Avec cet exploit physique (à 68 ans, il a parcouru à pied 430 km en vingt-cinq jours), celui que l’on surnomme Gandhi pour sa ressemblance avec le Mahatma a poussé le mimétisme jusqu’à s’inspirer de la « marche du sel » lancée en 1930 pour arracher aux Britanniques l’indépendance de l’Inde. Son idée : créer le rassemblement le plus large possible autour d’une valeur dans laquelle chacun se reconnaît.

Kiliçdaroglu répond à l’inquiétude d’une partie de la population

Le déclic ? La condamnation à vingt-cinq ans de prison d’Enis Berberoglu, un député du CHP accusé d’avoir fourni au journal Cumhuriyet des vidéos montrant des camions acheminant des armes à des groupes islamistes syriens sous escorte des services secrets turcs.

Or, depuis le coup d’État manqué du 15 juillet 2016, dont le pouvoir attribue la paternité à l’imam Fethullah Gülen (ex-allié d’Erdogan devenu son pire ennemi), le président a décrété l’état d’urgence, remporté un référendum qui lui confère des pouvoirs élargis et évincé les ouailles de Gülen de tous les rouages de l’État.

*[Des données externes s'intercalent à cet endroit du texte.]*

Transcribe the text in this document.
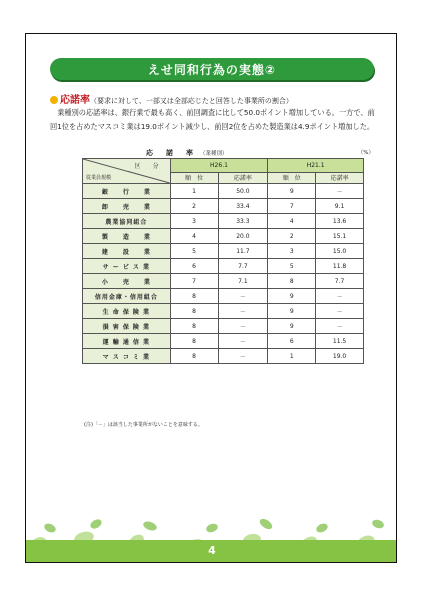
えせ同和行為の実態②
応諾率（要求に対して、一部又は全部応じたと回答した事業所の割合）

業種別の応諾率は、銀行業で最も高く、前回調査に比して50.0ポイント増加している。一方で、前回1位を占めたマスコミ業は19.0ポイント減少し、前回2位を占めた製造業は4.9ポイント増加した。

応　諾　率 （業種別）	（%）
区　分
従業員規模	H26.1		H21.1	
	順　位	応諾率	順　位	応諾率
銀　　行　　業	1	50.0	9	－
卸　　売　　業	2	33.4	7	9.1
農業協同組合	3	33.3	4	13.6
製　　造　　業	4	20.0	2	15.1
建　　設　　業	5	11.7	3	15.0
サ ー ビ ス 業	6	7.7	5	11.8
小　　売　　業	7	7.1	8	7.7
信用金庫・信用組合	8	－	9	－
生 命 保 険 業	8	－	9	－
損 害 保 険 業	8	－	9	－
運 輸 通 信 業	8	－	6	11.5
マ ス コ ミ 業	8	－	1	19.0
(注)「－」は該当した事業所がないことを意味する。
4
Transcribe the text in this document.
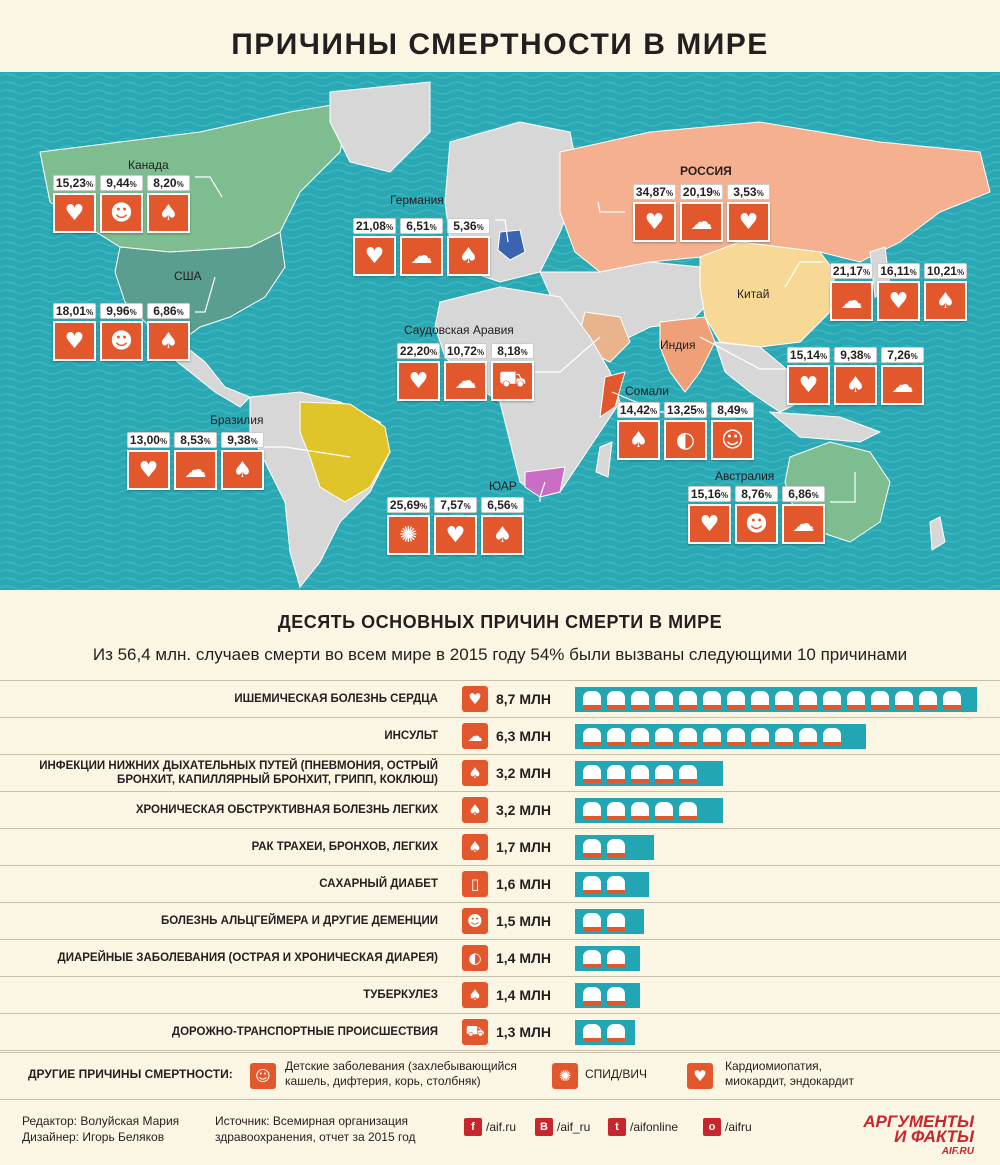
ПРИЧИНЫ СМЕРТНОСТИ В МИРЕ
Канада
США
Германия
РОССИЯ
Китай
Саудовская Аравия
Индия
Бразилия
Сомали
ЮАР
Австралия
15,23%
♥
9,44%
☻
8,20%
♠
18,01%
♥
9,96%
☻
6,86%
♠
21,08%
♥
6,51%
☁
5,36%
♠
34,87%
♥
20,19%
☁
3,53%
♥
21,17%
☁
16,11%
♥
10,21%
♠
22,20%
♥
10,72%
☁
8,18%
⛟
15,14%
♥
9,38%
♠
7,26%
☁
13,00%
♥
8,53%
☁
9,38%
♠
14,42%
♠
13,25%
◐
8,49%
☺
25,69%
✺
7,57%
♥
6,56%
♠
15,16%
♥
8,76%
☻
6,86%
☁
ДЕСЯТЬ ОСНОВНЫХ ПРИЧИН СМЕРТИ В МИРЕ
Из 56,4 млн. случаев смерти во всем мире в 2015 году 54% были вызваны следующими 10 причинами
ИШЕМИЧЕСКАЯ БОЛЕЗНЬ СЕРДЦА	♥	8,7 МЛН
ИНСУЛЬТ	☁ 6,3 МЛН
ИНФЕКЦИИ НИЖНИХ ДЫХАТЕЛЬНЫХ ПУТЕЙ (ПНЕВМОНИЯ, ОСТРЫЙ БРОНХИТ, КАПИЛЛЯРНЫЙ БРОНХИТ, ГРИПП, КОКЛЮШ)	♠	3,2 МЛН
ХРОНИЧЕСКАЯ ОБСТРУКТИВНАЯ БОЛЕЗНЬ ЛЕГКИХ	♠	3,2 МЛН
РАК ТРАХЕИ, БРОНХОВ, ЛЕГКИХ	♠	1,7 МЛН
САХАРНЫЙ ДИАБЕТ	▯	1,6 МЛН
БОЛЕЗНЬ АЛЬЦГЕЙМЕРА И ДРУГИЕ ДЕМЕНЦИИ	☻ 1,5 МЛН
ДИАРЕЙНЫЕ ЗАБОЛЕВАНИЯ (ОСТРАЯ И ХРОНИЧЕСКАЯ ДИАРЕЯ)	◐	1,4 МЛН
ТУБЕРКУЛЕЗ	♠	1,4 МЛН
ДОРОЖНО-ТРАНСПОРТНЫЕ ПРОИСШЕСТВИЯ ⛟ 1,3 МЛН
ДРУГИЕ ПРИЧИНЫ СМЕРТНОСТИ:	☺
Детские заболевания (захлебывающийся кашель, дифтерия, корь, столбняк)	✺	СПИД/ВИЧ	♥
Кардиомиопатия, миокардит, эндокардит
Редактор: Волуйская Мария
Дизайнер: Игорь Беляков
Источник: Всемирная организация
здравоохранения, отчет за 2015 год
f /aif.ru	В /aif_ru	t /aifonline	о /aifru	АРГУМЕНТЫ
И ФАКТЫ
AIF.RU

Mais sa chasse aux sorcières (150 000 fonctionnaires limogés) s’étend au-delà des « Fetö » et cible tous les opposants. Environ 50 000 personnes, parmi lesquelles des députés et dirigeants du parti HDP (prokurde), des militants des droits de l’homme et 150 journalistes, croupissent en prison en attendant leur procès.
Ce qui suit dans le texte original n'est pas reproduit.